Oncology Department, Shanghai Ninth People's Hospital, Shanghai Jiaotong University School of Medicine, Shanghai, China.
Department of Radiotherapy, Shanghai Ninth People's Hospital, Shanghai Jiaotong University School of Medicine, Shanghai, China.
J Cell Biochem. 2019 Jan;120(1):592-600. doi: 10.1002/jcb.27416. Epub 2018 Sep 22.
Esophageal cancer (EC) is characteristic of early regional lymph node metastasis (LNM) and most patients with metastasis have a poor prognosis. However, the current diagnostic techniques do not enable precise differentiation of EC LNM, prognostic stratification, and individual survival estimation. To identify potential molecular biomarkers for EC patients with LNM, we explored differently expressed genes in The Cancer Genome Atlas database between 77 non-LNM cases and 88 LNM cases by limma package R. Then, according to univariate and multivariate Cox regression analyses, we constructed an 8-messenger RNA (mRNA) prognostic signature model, which could predict the outcome in a more exact way. The area under the curve of the risk score is significantly higher than other clinical information, indicating that the 8-mRNA-based risk score is a good indicator for prognosis.
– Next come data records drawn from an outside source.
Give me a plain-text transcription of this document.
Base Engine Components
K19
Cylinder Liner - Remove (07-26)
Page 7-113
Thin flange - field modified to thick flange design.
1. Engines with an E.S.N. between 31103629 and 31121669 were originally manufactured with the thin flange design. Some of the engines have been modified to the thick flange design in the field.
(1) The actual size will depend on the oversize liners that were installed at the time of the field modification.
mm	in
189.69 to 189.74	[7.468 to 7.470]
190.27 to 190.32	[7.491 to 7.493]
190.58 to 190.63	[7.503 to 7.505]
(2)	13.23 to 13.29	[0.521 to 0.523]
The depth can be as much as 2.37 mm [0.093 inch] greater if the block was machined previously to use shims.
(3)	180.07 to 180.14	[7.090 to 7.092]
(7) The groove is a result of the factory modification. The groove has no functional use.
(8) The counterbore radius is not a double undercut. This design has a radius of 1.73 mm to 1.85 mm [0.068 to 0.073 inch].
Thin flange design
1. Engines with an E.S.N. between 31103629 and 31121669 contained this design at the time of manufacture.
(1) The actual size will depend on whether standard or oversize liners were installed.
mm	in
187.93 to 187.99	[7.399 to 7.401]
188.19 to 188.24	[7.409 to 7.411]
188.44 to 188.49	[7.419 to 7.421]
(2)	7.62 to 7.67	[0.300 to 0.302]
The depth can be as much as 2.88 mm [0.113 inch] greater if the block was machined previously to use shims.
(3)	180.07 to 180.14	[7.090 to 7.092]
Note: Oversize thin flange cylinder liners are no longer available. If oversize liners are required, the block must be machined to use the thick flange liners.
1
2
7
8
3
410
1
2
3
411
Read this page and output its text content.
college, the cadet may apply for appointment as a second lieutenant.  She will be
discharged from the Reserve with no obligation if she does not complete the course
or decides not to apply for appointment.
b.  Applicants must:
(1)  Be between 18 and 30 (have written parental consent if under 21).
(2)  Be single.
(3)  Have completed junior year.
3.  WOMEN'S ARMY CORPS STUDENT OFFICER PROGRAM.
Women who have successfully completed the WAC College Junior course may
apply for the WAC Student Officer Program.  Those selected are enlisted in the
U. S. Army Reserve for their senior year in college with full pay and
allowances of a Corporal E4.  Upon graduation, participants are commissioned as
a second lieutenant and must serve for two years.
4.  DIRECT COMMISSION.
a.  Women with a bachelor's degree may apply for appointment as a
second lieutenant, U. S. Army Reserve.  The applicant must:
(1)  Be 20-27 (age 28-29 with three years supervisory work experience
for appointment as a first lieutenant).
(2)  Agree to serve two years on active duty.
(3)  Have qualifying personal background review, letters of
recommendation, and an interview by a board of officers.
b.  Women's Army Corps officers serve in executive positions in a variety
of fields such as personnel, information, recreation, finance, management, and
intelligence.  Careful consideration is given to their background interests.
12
Then, combined with other individual risk factors, such as age, sex, T stage, M stage, etc, we could precisely calculate the individual 1-, 3-, and 5-year survival rates. The Gene Set Enrichment Analysis, Gene Ontology, and Kyoto Encyclopedia of Genes and Genomes analysis indicate that the risk model is mainly associated with cancer-related pathways, such as cell division, cellular meiosis, and cell cycle regulation. In summary, the 8-mRNA-based risk score model that we developed successfully predicts the survival of EC. It is independent of clinical information and performing better than other clinical information for prognosis.
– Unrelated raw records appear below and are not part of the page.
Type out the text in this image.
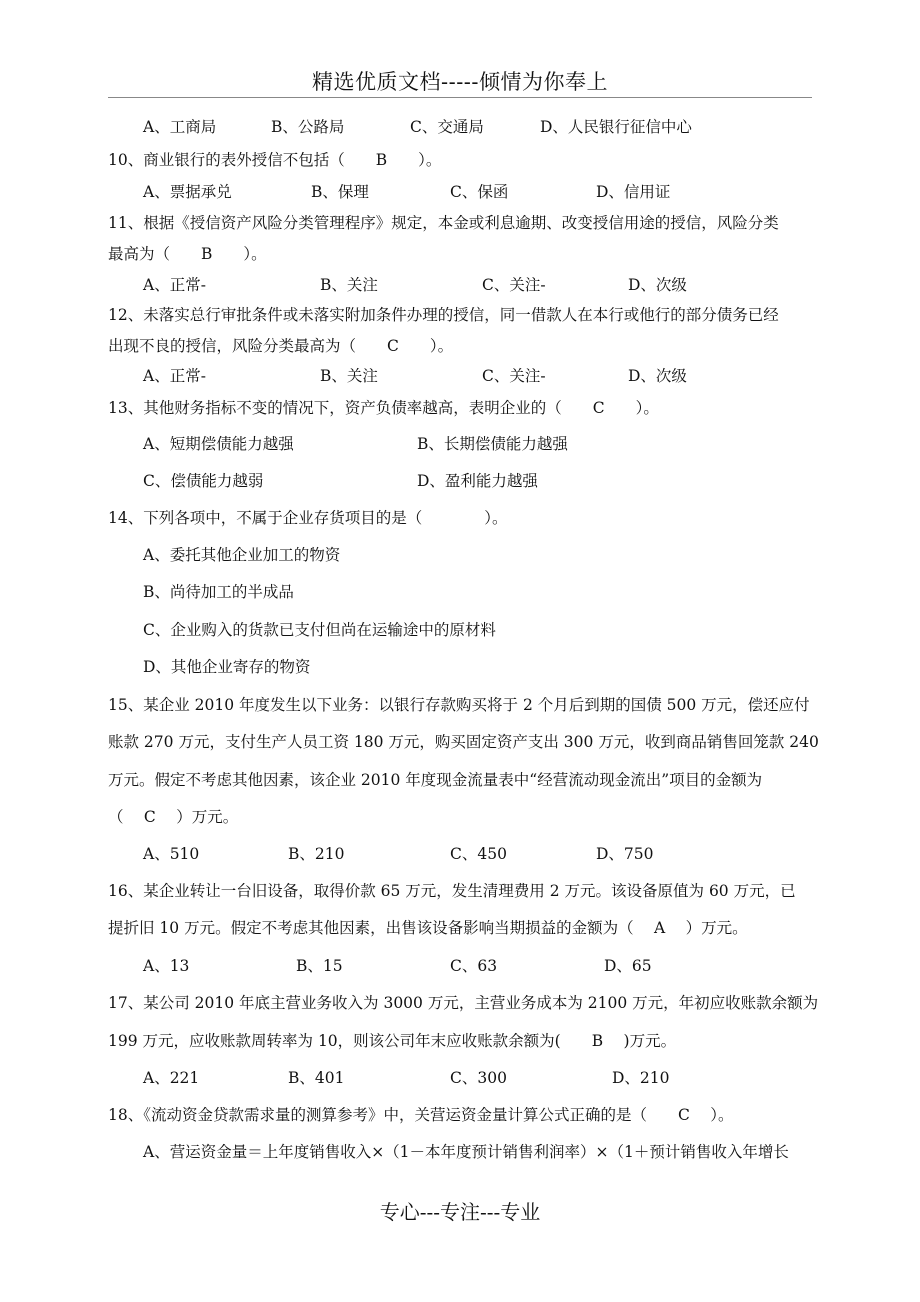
精选优质文档-----倾情为你奉上
A、工商局	B、公路局	C、交通局	D、人民银行征信中心
10、商业银行的表外授信不包括（　　B　　）。
A、票据承兑	B、保理	C、保函	D、信用证
11、根据《授信资产风险分类管理程序》规定，本金或利息逾期、改变授信用途的授信，风险分类
最高为（　　B　　）。
A、正常-	B、关注	C、关注-	D、次级
12、未落实总行审批条件或未落实附加条件办理的授信，同一借款人在本行或他行的部分债务已经
出现不良的授信，风险分类最高为（　　C　　）。
A、正常-	B、关注	C、关注-	D、次级
13、其他财务指标不变的情况下，资产负债率越高，表明企业的（　　C　　）。
A、短期偿债能力越强	B、长期偿债能力越强
C、偿债能力越弱	D、盈利能力越强
14、下列各项中，不属于企业存货项目的是（　　　　）。
A、委托其他企业加工的物资
B、尚待加工的半成品
C、企业购入的货款已支付但尚在运输途中的原材料
D、其他企业寄存的物资
15、某企业 2010 年度发生以下业务：以银行存款购买将于 2 个月后到期的国债 500 万元，偿还应付
账款 270 万元，支付生产人员工资 180 万元，购买固定资产支出 300 万元，收到商品销售回笼款 240
万元。假定不考虑其他因素，该企业 2010 年度现金流量表中“经营流动现金流出”项目的金额为
（　 C　 ）万元。
A、510	B、210	C、450	D、750
16、某企业转让一台旧设备，取得价款 65 万元，发生清理费用 2 万元。该设备原值为 60 万元，已
提折旧 10 万元。假定不考虑其他因素，出售该设备影响当期损益的金额为（　 A　 ）万元。
A、13	B、15	C、63	D、65
17、某公司 2010 年底主营业务收入为 3000 万元，主营业务成本为 2100 万元，年初应收账款余额为
199 万元，应收账款周转率为 10，则该公司年末应收账款余额为(　　B　 )万元。
A、221	B、401	C、300	D、210
18、《流动资金贷款需求量的测算参考》中，关营运资金量计算公式正确的是（　　C　 ）。
A、营运资金量＝上年度销售收入×（1－本年度预计销售利润率）×（1＋预计销售收入年增长
专心---专注---专业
食管癌(EC)的特点是早期区域淋巴结转移(LNM),大多数转移患者预后不良。然而,目前的诊断技术无法准确区分 EC 的 LNM、进行预后分层和个体生存估计。为了鉴定有 LNM 的食管癌患者的潜在分子生物标志物,我们通过 limma 软件包 R 在 The Cancer Genome Atlas 数据库中对 77 例非 LNM 病例和 88 例 LNM 病例的差异表达基因进行了探索。然后,根据单变量和多变量 Cox 回归分析,我们构建了一个 8-信使 RNA(mRNA)预后签名模型,该模型可以更准确地预测结局。风险评分的曲线下面积明显高于其他临床信息,表明基于 8-mRNA 的风险评分是预后的良好指标。然后,我们可以结合其他个体风险因素,如年龄、性别、T 分期、M 分期等,精确计算个体 1、3 和 5 年的生存率。基因集富集分析、基因本体论和京都基因与基因组百科全书分析表明,风险模型主要与癌症相关途径相关,如细胞分裂、细胞减数分裂和细胞周期调节。总之,我们成功开发的基于 8-mRNA 的风险评分模型可以预测 EC 的生存情况。它独立于临床信息,并且在预后方面优于其他临床信息。